According to Businessweek the results are scary: “Flame can monitor keystrokes, steal passwords, turn on victims’ microphones to record conversations, and take screenshots of Internet sessions. It’s able to send the captured information to so-called command-and-control servers around the world and receive software updates from them. It’s essentially a permanent desktop spy.”

With the stakes high –– control systems for energy and military systems can be hacked and breached, hacking is the new form of modern warfare, something that started reaching our consciousness with the movie War Games in 1983.

But the way things are shaping up today the characters and consequences seem to be more from a superhero movie, but it’s not always easy know who’s good and who’s bad when it comes to the environmental impact of cyber warfare.

If you are Rupert Murdoch, the cost to your pocket can be monumental –– about 239 million pounds.

Richard Power from the Computer Security Institute says if you’re running a major ebusiness and are making $600,000 an hour, then denial of service is more than half a million dollars for every hour you are down.

What this means really is that companies, if you consider them ecosystems, lose productivity and network operation time.

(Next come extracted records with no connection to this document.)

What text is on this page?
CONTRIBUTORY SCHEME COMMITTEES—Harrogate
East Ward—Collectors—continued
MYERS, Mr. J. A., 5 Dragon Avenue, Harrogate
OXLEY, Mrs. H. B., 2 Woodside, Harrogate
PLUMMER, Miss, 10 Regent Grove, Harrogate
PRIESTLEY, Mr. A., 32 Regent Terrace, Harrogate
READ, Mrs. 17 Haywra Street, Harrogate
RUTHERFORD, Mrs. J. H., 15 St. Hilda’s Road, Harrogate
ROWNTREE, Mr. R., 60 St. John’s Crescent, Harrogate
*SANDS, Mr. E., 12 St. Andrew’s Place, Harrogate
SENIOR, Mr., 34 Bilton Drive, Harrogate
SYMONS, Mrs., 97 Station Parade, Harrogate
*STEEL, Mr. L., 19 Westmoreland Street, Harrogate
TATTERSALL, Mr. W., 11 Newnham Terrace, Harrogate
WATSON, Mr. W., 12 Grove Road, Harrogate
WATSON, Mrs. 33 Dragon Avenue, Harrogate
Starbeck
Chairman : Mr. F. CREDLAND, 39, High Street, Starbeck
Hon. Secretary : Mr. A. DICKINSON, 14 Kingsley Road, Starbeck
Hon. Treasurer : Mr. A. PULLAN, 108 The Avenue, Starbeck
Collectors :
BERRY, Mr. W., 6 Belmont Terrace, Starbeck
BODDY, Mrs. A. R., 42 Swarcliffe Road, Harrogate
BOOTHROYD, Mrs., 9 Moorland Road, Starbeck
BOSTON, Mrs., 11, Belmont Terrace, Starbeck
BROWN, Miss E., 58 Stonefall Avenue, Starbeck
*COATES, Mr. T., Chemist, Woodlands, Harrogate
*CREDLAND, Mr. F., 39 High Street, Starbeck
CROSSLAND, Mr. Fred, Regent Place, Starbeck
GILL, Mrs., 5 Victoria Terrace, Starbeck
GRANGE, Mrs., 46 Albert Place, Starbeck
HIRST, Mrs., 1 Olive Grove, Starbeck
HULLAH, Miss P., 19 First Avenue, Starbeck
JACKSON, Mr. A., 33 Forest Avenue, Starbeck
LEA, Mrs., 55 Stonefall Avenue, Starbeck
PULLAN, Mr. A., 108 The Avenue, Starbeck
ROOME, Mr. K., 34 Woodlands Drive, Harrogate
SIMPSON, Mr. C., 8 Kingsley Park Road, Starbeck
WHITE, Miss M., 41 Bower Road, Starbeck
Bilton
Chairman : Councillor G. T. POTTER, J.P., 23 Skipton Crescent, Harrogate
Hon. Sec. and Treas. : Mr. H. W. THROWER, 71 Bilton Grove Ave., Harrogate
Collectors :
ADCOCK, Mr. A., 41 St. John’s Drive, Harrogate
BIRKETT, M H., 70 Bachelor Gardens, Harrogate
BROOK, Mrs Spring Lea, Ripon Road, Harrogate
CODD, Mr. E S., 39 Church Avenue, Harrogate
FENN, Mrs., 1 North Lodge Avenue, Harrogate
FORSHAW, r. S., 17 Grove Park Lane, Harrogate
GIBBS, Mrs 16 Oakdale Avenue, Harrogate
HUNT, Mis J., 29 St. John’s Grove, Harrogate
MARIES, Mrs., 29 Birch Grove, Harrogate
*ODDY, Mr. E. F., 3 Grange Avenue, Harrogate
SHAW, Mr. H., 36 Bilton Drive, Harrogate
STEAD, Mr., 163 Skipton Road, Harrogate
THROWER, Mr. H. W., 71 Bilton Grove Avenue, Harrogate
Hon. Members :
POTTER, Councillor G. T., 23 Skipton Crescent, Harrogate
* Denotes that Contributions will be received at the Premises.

While I like the Jewish idea of rest once a week on the Sabbath, where all business goes down, and devices too are powered down, it’s done in a controlled way with planning and foresight. Disruptive hacking is more like a tornado mixed with extreme climate change in an otherwise peaceful forest. It takes much more effort and resources to rebuild what was lost in order for companies to start operating again where they left off.

Cyber war or traditional war with rockets? What do you think is better for the planet?